Some people observe that 3x leveraged funds usually provide less than a 3x return due to volatility drag. To be clear, the excess cost I found is not related to volatility drag. Volatility drag equals the difference between the arithmetic mean and geometric mean of an investment. If two investments A and B have the same arithmetic return but B has higher volatility, then B will have lower geometric return.
Specifically, the geometric mean of an investment equals \(\alpha - \sigma^2/2\), where \(\alpha\) is the arithmetic mean and \(\sigma\) is the standard deviation.
The geometric mean of a 3x leveraged ETF is less than 3x the arithmetic mean. For example, if the benchmark has a geometric mean of 5% and an a standard deviation of 16%, then we calculate the geometric mean of the leveraged ETF as:
- Arithmetic mean of the benchmark is \(5\% + 16\%^2/2 = 6.28\%\)
- Arithmetic mean of the leveraged ETF is \(3 \times 6.28\% = 18.84\%\)
- Standard deviation of the leveraged ETF is \(3 \times 16\% = 48\%\)

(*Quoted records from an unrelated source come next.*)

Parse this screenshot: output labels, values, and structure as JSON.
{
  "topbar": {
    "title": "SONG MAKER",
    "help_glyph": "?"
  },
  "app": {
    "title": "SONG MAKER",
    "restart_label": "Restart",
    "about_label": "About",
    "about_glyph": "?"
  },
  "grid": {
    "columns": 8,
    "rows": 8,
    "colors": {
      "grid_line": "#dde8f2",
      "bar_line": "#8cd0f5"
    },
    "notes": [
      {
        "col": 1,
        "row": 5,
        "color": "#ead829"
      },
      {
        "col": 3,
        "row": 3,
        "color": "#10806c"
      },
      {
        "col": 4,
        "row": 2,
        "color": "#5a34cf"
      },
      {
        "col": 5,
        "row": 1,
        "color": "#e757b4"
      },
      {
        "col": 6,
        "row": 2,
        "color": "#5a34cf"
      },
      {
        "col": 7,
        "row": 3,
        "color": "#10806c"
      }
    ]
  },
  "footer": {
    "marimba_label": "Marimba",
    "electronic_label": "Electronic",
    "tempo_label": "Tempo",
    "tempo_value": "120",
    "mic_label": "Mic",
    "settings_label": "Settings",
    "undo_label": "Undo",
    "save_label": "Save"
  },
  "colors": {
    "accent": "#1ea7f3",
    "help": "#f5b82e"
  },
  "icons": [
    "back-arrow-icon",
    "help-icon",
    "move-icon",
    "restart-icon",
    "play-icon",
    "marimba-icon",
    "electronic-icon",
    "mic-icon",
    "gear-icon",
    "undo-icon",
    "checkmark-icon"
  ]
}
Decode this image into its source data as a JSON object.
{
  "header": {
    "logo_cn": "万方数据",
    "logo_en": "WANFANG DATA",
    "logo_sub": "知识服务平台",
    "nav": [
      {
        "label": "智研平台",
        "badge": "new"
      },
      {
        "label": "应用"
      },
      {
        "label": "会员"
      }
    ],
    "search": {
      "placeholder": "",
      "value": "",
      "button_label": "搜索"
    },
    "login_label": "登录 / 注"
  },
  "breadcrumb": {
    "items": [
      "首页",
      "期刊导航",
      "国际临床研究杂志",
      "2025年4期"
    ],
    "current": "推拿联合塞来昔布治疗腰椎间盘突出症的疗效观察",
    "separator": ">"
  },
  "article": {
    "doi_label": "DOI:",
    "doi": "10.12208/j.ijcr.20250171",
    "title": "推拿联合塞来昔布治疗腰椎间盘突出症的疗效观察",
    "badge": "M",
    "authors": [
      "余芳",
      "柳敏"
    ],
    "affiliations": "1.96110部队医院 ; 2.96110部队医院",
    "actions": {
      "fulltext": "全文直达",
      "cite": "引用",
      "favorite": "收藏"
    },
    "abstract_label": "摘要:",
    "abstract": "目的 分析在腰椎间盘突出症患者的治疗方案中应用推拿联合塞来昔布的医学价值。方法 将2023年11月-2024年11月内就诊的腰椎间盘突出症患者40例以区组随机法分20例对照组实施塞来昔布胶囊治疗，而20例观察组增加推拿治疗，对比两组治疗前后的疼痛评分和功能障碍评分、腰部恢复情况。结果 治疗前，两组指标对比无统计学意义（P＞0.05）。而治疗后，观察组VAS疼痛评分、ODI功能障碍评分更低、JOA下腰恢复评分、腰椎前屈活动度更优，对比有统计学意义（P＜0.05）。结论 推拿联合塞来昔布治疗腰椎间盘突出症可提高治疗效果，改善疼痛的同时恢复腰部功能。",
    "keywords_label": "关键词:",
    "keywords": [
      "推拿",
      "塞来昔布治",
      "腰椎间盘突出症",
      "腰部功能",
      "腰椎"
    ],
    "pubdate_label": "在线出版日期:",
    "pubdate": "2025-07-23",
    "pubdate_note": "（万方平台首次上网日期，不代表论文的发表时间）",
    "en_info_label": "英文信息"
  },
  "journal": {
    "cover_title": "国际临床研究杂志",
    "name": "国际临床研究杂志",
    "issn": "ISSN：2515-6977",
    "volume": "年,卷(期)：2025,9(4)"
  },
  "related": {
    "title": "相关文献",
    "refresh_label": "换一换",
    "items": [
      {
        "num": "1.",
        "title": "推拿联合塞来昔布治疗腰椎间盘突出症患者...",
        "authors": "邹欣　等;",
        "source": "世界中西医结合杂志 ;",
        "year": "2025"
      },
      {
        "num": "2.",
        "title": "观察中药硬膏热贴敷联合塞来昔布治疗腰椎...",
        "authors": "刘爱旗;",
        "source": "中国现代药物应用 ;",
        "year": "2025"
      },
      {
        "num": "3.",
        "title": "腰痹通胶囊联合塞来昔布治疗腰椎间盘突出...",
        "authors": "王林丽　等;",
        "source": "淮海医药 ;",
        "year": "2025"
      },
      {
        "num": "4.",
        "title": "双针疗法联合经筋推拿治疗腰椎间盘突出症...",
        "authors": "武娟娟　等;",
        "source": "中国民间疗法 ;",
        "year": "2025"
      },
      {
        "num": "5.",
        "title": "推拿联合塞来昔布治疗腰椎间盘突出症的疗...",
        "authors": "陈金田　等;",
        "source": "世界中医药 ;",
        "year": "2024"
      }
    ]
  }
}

- Geometric mean of the leveraged ETF is \(18.84\% - 48\%^2/2 = 7.32\%\)
In this example, adding 3x leverage only increases the expected geometric return from 5% to 7.32%. If we assume a 3x leveraged ETF has a 2.5% excess cost, that reduces its expected geometric return to 4.82%, which is lower than the return of an un-leveraged ETF.
Are leveraged ETFs worth it?
Mathematically speaking, an agent with a logarithmic utility function wants to maximize geometric mean, while a risk-neutral agent wants to maximize arithmetic mean. A logarithmic utility function is probably still too aggressive for self-interested investors, but it might be appropriate for altruists. Under some circumstances, altruists might even be close to risk-neutral.
For risk-neutral investors, leveraged ETFs pretty clearly have higher expected utility than normal ETFs. (Although they might prefer to get leverage some other way if they can, since leveraged ETFs are one of the most expensive forms of leverage.)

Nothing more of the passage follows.